Para ela, o objetivo de “Bem-vindo ao Inferno” — frase com a qual recebeu Abdelmassih no aeroporto de Cumbica após sua captura —, não é representar todas as pessoas atacadas pelo monstro.

“Se eu quiser escrever um livro sobre culinária e você publicar antes de mim, isso é errado? Livro possui patente? Acho que qualquer um pode escrever, principalmente se for uma autobiografia. É sobre a minha vida, a história da minha mãe, o estupro que sofri e a caçada ao Roger”, explicou Vana, com a voz embargada.

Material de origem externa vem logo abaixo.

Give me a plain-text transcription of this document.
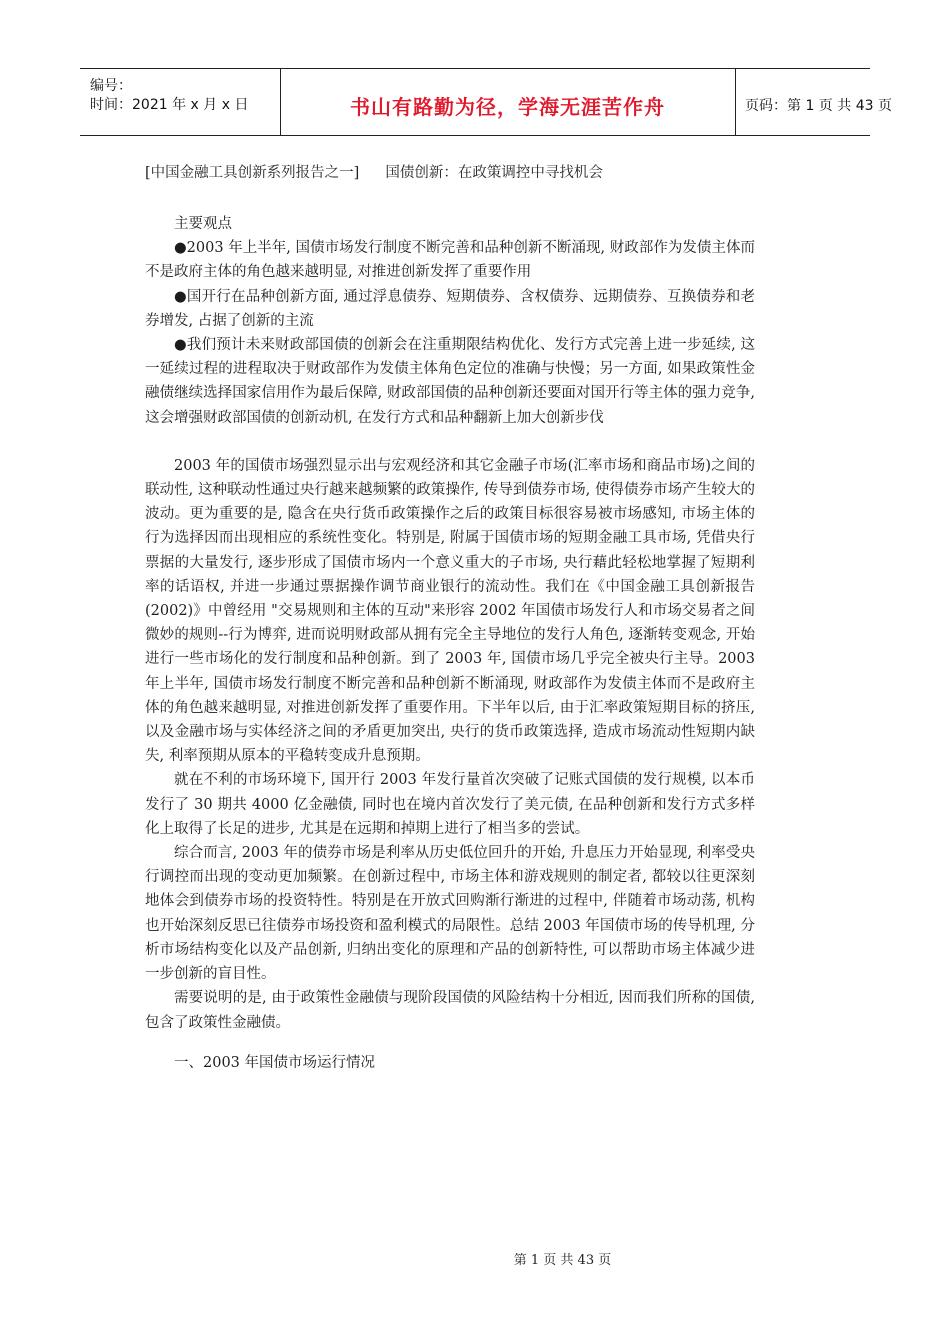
编号：
时间：2021 年 x 月 x 日	书山有路勤为径，学海无涯苦作舟	页码：第 1 页 共 43 页
[中国金融工具创新系列报告之一] 国债创新：在政策调控中寻找机会

主要观点

●2003 年上半年, 国债市场发行制度不断完善和品种创新不断涌现, 财政部作为发债主体而不是政府主体的角色越来越明显, 对推进创新发挥了重要作用

●国开行在品种创新方面, 通过浮息债券、短期债券、含权债券、远期债券、互换债券和老券增发, 占据了创新的主流

●我们预计未来财政部国债的创新会在注重期限结构优化、发行方式完善上进一步延续, 这一延续过程的进程取决于财政部作为发债主体角色定位的准确与快慢；另一方面, 如果政策性金融债继续选择国家信用作为最后保障, 财政部国债的品种创新还要面对国开行等主体的强力竞争, 这会增强财政部国债的创新动机, 在发行方式和品种翻新上加大创新步伐

2003 年的国债市场强烈显示出与宏观经济和其它金融子市场(汇率市场和商品市场)之间的联动性, 这种联动性通过央行越来越频繁的政策操作, 传导到债券市场, 使得债券市场产生较大的波动。更为重要的是, 隐含在央行货币政策操作之后的政策目标很容易被市场感知, 市场主体的行为选择因而出现相应的系统性变化。特别是, 附属于国债市场的短期金融工具市场, 凭借央行票据的大量发行, 逐步形成了国债市场内一个意义重大的子市场, 央行藉此轻松地掌握了短期利率的话语权, 并进一步通过票据操作调节商业银行的流动性。我们在《中国金融工具创新报告(2002)》中曾经用 "交易规则和主体的互动"来形容 2002 年国债市场发行人和市场交易者之间微妙的规则--行为博弈, 进而说明财政部从拥有完全主导地位的发行人角色, 逐渐转变观念, 开始进行一些市场化的发行制度和品种创新。到了 2003 年, 国债市场几乎完全被央行主导。2003 年上半年, 国债市场发行制度不断完善和品种创新不断涌现, 财政部作为发债主体而不是政府主体的角色越来越明显, 对推进创新发挥了重要作用。下半年以后, 由于汇率政策短期目标的挤压, 以及金融市场与实体经济之间的矛盾更加突出, 央行的货币政策选择, 造成市场流动性短期内缺失, 利率预期从原本的平稳转变成升息预期。

就在不利的市场环境下, 国开行 2003 年发行量首次突破了记账式国债的发行规模, 以本币发行了 30 期共 4000 亿金融债, 同时也在境内首次发行了美元债, 在品种创新和发行方式多样化上取得了长足的进步, 尤其是在远期和掉期上进行了相当多的尝试。

综合而言, 2003 年的债券市场是利率从历史低位回升的开始, 升息压力开始显现, 利率受央行调控而出现的变动更加频繁。在创新过程中, 市场主体和游戏规则的制定者, 都较以往更深刻地体会到债券市场的投资特性。特别是在开放式回购渐行渐进的过程中, 伴随着市场动荡, 机构也开始深刻反思已往债券市场投资和盈利模式的局限性。总结 2003 年国债市场的传导机理, 分析市场结构变化以及产品创新, 归纳出变化的原理和产品的创新特性, 可以帮助市场主体减少进一步创新的盲目性。

需要说明的是, 由于政策性金融债与现阶段国债的风险结构十分相近, 因而我们所称的国债, 包含了政策性金融债。

一、2003 年国债市场运行情况

第 1 页 共 43 页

Roger Abdelmassih ainda a assombra.  “Quando você tem uma cicatriz, isso é uma dor sem cura. Eu não estou curada. Nenhuma vítima de violência sexual se recupera completamente disso. Quando você sofre um acidente de carro, se você tem um grande corte na pele é necessário fazer uma plástica. E não existe mágica nisso. Mexer em uma cicatriz significa movê-la para um lugar que não é visível no seu corpo. Essa é uma metáfora do que sofri”.

Ela lamenta que tenha de sair da cidade: “Queria ficar com minha filha aqui em São Paulo e com o meu marido”.

No processo, Helena Leardini terá uma audiência de conciliação, mas a ex-amiga afirma que jamais vai procurá-la sozinha, sem auxílio judicial. “Pode ser que ela não seja penalizada pelas calúnias que posta. Eu não tenho intenção de colocá-la na cadeia, nem as demais vítimas que participaram dessas conversas. Mas parece que elas podem falar o que bem entendem e fica por isso mesmo”, diz.

Depois do que sofreram nas mãos de um criminoso, Vana e outras presas são novamente castigadas, desta vez numa fogueira de vaidades criada por elas mesmas.